Introduction
Deep learning is a fascinating field of Machine Learning used to solve various complex problems that were previously unthought of. The heart of any Deep learning algorithm is Neural networks. Neural networks are based on the working of the human brain. They contain neurons and nodes that transfer information from one layer to another. The awe-inspiring working of these neural networks was considered to be enclosed in a black box that no one could see through. There was no clear idea of how they could improve. The only method was using trial and error. But all this was changed when Rob Fergus and Matthew D. Zeiler introduced ZFNet. ZFNet is named after their surname Zeiler and Fergus. ZFNet was a revolutionary way to understand how each layer of a neural network is performing. Let us see how ZFNet uncovers the secrets of neural networks.

AlexNet and ZFNet
It is important to know about AlexNet to appreciate ZFNet fully. AlexNet was the winner of ImageNet ILSRVC 2012. ImageNet ILSVRC is an annual computer vision competition. It is done on a subset of a computer vision dataset called ImageNet. It is available publically. ImageNet contains 1281167 training images, 50000 validation images, and 100,000 test images. The images are classified into 1000 classes, and the size of the data set is around 150GB. AlexNet is a convolutional neural network. It performed exceptionally well in ILSRVC 2012 and won with a considerable margin. It stacked convolutional layers on top of each other.

AlexNet was considered a massive jump in the accuracy of neural networks. The 2013 ImageNet ILSRVC was one by ZFNet. ZFNet fine-tuned AlexNet to achieve this accuracy. ZFNet actually visualized how each layer of AlexNet performs and what parameters can be tuned to achieve greater accuracy. ZFNet uses a multi-layered deconvolutional neural network to reveal the input stimuli that excite the feature maps at any layer in the model. Some technical jargons
Let us look at some important technical terms before going on to the architecture of ZFNet.
Convolutional Neural Network
It is a deep learning algorithm that performs superior to any other deep learning algorithm on image data. It takes an image as the input. It extracts its features and learns from them to give high-accuracy predictions.

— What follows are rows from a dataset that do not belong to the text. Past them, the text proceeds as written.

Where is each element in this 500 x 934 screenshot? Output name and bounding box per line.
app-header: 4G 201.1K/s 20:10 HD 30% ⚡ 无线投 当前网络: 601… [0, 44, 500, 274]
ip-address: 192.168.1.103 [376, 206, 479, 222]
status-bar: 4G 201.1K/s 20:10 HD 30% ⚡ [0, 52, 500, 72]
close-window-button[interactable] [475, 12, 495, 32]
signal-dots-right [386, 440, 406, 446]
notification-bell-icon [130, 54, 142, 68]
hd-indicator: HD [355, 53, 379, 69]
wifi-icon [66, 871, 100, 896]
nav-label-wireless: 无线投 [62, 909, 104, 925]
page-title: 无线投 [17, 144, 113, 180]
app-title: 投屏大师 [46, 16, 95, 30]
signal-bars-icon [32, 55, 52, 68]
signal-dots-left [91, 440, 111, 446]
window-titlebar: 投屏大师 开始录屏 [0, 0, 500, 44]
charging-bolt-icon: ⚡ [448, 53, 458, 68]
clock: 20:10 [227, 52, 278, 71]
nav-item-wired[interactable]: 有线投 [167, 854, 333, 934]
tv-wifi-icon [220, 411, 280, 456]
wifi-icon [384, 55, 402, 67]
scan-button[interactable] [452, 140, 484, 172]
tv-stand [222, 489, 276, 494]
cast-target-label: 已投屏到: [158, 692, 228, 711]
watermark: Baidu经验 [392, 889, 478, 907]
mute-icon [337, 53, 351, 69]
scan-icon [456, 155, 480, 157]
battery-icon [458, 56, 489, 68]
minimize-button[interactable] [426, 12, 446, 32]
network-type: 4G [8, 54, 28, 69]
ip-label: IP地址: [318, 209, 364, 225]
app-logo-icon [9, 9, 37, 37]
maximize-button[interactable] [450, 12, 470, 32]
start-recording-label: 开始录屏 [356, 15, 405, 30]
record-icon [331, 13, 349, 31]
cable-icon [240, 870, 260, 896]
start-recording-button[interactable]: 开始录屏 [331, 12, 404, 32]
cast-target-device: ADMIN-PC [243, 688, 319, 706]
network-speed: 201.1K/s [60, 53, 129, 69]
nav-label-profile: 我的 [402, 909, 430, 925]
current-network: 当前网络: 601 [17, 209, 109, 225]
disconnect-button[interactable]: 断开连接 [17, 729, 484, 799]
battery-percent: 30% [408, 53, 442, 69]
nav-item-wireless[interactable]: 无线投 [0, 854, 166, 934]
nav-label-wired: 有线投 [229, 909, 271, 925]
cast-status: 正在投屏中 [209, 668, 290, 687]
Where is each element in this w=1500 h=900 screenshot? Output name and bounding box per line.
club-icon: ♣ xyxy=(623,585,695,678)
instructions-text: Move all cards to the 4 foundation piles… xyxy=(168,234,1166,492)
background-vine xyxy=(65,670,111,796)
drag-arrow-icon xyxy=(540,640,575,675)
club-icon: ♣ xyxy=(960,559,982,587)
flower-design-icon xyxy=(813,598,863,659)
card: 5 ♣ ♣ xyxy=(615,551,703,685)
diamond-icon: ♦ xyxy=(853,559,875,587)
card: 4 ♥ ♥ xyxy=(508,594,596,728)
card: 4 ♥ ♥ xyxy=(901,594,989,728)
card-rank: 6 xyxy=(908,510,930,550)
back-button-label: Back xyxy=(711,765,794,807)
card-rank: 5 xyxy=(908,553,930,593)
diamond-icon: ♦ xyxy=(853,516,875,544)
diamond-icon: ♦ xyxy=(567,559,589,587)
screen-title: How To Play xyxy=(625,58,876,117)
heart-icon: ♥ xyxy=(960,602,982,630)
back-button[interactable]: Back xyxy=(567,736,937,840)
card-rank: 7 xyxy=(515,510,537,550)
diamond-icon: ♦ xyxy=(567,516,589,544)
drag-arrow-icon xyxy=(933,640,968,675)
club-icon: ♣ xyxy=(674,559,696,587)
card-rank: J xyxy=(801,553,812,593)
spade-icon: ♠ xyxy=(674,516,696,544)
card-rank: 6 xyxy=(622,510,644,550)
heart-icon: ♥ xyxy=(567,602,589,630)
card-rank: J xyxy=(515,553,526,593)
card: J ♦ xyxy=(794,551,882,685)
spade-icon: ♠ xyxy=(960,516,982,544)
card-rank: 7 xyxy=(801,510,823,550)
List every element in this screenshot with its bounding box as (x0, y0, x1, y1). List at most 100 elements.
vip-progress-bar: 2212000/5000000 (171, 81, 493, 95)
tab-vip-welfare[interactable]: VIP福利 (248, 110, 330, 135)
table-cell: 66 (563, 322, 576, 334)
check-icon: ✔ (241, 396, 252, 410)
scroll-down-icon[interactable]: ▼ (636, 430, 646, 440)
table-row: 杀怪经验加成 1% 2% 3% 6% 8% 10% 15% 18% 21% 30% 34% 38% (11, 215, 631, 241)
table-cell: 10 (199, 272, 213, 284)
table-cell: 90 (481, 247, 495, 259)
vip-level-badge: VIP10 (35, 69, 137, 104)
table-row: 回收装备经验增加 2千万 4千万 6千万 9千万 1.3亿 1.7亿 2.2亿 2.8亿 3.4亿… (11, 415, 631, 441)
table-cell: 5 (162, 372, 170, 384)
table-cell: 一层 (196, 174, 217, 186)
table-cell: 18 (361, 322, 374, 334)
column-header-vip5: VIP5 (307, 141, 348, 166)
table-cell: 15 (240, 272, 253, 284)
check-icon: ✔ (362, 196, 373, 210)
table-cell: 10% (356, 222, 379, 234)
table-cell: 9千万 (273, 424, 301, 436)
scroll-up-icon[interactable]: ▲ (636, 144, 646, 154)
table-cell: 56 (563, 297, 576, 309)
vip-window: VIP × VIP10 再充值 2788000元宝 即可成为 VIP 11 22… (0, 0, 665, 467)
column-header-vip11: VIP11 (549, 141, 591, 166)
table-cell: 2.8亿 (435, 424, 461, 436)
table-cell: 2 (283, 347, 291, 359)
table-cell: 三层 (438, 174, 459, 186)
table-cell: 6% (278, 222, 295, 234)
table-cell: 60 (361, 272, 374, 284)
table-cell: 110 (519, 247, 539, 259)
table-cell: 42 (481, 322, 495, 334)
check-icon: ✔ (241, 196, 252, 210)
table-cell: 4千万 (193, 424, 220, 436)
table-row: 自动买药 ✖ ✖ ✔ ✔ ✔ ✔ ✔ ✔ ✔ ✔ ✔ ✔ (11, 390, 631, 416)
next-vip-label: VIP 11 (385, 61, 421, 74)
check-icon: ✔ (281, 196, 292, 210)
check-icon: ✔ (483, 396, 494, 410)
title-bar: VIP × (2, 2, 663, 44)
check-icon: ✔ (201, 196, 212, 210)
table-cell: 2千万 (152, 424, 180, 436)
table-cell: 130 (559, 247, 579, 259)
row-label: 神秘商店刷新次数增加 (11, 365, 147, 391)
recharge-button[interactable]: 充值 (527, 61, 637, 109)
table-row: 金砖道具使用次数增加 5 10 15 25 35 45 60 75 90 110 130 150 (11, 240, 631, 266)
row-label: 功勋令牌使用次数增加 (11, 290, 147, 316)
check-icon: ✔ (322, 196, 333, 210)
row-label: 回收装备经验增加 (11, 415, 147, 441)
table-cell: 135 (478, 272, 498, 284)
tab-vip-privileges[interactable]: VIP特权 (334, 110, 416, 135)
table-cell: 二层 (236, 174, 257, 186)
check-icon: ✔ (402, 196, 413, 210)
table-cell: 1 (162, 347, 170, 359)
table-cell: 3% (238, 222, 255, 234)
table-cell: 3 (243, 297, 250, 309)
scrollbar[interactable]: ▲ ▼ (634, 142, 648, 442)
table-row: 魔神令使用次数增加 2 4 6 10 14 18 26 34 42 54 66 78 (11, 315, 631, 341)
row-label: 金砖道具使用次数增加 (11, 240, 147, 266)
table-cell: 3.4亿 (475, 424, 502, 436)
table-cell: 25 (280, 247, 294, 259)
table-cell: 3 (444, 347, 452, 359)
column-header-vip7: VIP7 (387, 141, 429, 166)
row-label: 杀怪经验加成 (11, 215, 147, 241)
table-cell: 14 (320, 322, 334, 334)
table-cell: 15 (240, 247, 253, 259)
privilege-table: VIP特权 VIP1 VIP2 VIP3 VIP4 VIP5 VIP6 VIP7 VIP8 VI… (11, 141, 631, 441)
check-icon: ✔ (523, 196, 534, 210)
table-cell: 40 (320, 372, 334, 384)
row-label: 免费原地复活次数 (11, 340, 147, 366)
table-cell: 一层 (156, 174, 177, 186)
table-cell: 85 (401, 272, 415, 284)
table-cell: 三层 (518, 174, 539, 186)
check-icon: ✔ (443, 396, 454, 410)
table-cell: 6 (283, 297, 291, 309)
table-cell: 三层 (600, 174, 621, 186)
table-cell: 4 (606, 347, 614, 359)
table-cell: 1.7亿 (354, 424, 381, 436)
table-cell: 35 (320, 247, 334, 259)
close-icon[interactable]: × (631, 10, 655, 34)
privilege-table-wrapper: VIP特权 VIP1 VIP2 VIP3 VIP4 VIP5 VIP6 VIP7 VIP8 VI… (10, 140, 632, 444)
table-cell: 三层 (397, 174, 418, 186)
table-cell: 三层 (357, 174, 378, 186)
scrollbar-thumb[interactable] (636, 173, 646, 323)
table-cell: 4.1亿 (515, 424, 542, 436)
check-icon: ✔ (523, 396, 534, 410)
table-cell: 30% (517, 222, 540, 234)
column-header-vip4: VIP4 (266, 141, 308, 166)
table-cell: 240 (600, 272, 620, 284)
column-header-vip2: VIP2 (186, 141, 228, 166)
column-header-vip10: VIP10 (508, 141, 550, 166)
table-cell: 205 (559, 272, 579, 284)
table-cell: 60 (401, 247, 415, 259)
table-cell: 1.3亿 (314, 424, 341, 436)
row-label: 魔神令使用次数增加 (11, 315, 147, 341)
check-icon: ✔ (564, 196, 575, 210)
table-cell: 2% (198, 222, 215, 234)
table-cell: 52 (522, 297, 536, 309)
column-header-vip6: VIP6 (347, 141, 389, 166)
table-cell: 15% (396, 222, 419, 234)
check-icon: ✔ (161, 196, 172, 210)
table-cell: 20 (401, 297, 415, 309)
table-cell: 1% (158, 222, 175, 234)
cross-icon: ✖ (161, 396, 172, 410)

Deconvolutional Neural Network
It performs all the operations performed by the convolutional neural network but in reverse. It aims to map the feature map to its corresponding image.
Kernel
A kernel is basically a filter used to extract features from the images. It is a matrix smaller than the image size that moves over the image and extracts the corresponding features.
Stride
It is the step size taken by the kernel in each direction as it moves along the image.
Convolutional layer
It is the basic block of any convolutional neural network. It contains the kernels and filters that are used to extract the features of the image.
Pooling
It is used to reduce the image size by reducing its dimensions. It takes the maximum or average from a portion of the image and then uses it as the next layer's input. It is usually placed after a convolutional layer.
Activation layer
The activation layer classifies the information carried by the neuron as useful or not. It decides whether a neuron should be activated or not.